Reputation: 368
The following function counts the number of points within different segments of a circle. This function works as intended when exporting counts for a single point in time. However, when trying export this count at different points in time using a groupby call, it still combines all counts to a single output.
import pandas as pd
import numpy as np
df = pd.DataFrame({
'Time' : ['19:50:10.1','19:50:10.1','19:50:10.1','19:50:10.1','19:50:10.2','19:50:10.2','19:50:10.2','19:50:10.2'],
'id' : ['A','B','C','D','A','B','C','D'],
'x' : [1,8,0,-5,1,-1,-6,0],
'y' : [-5,2,-5,2,5,-5,-2,2],
'X2' : [0,0,0,0,0,0,0,0],
'Y2' : [0,0,0,0,0,0,0,0],
'Angle' : [0,0,0,0,0,0,0,0],
})
def checkPoint(x, y, rotation_angle, refX, refY, radius = 10):
section_angle_start = [(i + rotation_angle - 45) for i in [0, 90, 180, 270, 360]]

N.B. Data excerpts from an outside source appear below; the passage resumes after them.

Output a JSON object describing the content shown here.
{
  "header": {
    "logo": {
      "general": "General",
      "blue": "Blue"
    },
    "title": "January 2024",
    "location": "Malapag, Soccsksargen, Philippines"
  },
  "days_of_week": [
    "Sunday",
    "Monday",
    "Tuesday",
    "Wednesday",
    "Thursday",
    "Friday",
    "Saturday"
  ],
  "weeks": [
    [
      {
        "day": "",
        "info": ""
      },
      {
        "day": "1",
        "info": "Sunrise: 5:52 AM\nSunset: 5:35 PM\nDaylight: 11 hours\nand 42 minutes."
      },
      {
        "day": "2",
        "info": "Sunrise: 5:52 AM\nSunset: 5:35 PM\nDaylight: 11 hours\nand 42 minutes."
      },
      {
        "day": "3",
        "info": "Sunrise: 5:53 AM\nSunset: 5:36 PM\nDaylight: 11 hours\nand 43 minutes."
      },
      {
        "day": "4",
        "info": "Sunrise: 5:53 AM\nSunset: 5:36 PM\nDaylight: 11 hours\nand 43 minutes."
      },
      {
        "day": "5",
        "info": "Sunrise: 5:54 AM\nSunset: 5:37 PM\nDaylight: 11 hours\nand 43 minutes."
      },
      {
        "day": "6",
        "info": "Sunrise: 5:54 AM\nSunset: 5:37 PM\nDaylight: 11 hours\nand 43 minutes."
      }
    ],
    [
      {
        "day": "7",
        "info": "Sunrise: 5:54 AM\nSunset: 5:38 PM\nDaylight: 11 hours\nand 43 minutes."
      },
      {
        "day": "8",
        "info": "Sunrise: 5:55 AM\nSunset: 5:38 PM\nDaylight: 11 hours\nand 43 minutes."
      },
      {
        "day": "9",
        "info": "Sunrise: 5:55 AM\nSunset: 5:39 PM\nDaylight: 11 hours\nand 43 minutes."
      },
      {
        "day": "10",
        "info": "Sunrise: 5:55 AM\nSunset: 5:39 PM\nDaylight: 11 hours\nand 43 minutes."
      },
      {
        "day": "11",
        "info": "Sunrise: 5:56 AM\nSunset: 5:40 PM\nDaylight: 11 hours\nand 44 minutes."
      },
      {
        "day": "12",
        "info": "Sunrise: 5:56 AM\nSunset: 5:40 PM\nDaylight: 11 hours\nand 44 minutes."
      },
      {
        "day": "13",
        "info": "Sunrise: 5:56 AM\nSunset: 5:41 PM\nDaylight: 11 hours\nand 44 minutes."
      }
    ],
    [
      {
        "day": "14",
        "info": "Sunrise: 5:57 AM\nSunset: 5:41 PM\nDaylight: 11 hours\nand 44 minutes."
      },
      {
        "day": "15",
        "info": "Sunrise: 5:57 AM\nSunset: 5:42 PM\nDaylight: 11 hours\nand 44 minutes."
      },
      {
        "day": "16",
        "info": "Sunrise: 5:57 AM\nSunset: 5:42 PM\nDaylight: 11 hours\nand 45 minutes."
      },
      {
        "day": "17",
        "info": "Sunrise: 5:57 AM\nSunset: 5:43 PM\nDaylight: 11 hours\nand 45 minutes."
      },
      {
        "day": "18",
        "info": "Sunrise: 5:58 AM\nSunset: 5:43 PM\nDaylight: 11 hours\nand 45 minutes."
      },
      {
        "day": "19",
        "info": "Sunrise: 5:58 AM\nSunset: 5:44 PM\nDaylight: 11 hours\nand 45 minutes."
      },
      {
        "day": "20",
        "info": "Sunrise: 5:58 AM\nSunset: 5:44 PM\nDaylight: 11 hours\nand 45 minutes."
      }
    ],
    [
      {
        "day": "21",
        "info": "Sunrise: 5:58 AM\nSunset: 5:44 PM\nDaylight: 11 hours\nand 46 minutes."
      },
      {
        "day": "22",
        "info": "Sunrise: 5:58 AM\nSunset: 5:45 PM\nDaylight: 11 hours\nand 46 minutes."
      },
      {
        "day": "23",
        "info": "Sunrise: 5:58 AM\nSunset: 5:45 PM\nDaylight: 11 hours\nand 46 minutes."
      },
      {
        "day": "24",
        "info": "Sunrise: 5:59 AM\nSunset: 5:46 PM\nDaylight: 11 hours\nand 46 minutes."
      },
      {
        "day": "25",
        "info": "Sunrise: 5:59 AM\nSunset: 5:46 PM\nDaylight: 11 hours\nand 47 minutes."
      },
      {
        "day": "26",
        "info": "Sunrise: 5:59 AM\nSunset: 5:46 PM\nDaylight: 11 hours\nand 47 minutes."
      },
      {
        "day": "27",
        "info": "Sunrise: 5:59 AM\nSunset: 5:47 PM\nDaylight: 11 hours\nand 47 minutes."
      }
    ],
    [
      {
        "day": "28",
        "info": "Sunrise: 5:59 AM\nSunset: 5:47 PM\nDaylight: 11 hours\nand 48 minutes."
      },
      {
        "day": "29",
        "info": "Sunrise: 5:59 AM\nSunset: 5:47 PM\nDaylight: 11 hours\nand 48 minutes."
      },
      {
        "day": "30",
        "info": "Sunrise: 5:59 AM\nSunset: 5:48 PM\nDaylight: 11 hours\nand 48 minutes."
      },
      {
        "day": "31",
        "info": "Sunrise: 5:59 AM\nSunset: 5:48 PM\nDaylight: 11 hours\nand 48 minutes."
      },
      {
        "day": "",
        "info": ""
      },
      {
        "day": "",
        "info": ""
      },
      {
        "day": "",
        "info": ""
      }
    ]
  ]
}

Angle = np.arctan2(x-refX, y-refY) * 180 / np.pi
Angle = Angle % 360
# adjust range
if Angle > section_angle_start[-1]:
Angle -= 360
elif Angle < section_angle_start[0]:
Angle += 360
for i in range(4):
if section_angle_start[i] < Angle < section_angle_start[i+1]:
break
else:
i = 0
return i+1
tmp = []
result = []
The following is my attempt to pass the checkPoint
function to each unique group in Time
.
for group in df.groupby('Time'):
for i, row in df.iterrows():
seg = checkPoint(row.x, row.y, row.Angle, row.X2, row.Y2)
tmp.append(seg)
result.append([tmp.count(i) for i in [1,2,3,4]])
df = pd.DataFrame(result, columns = ['1','2','3','4'])
Out:
1 2 3 4
0 2 1 3 2
1 4 2 6 4
Intended Out:
1 2 3 4
0 0 1 2 1
1 2 0 1 1
Upvotes: 0
Views: 68
Reputation: 8269
Your inner loop is running through your entire DataFrame, and generating the double-counting you are observing.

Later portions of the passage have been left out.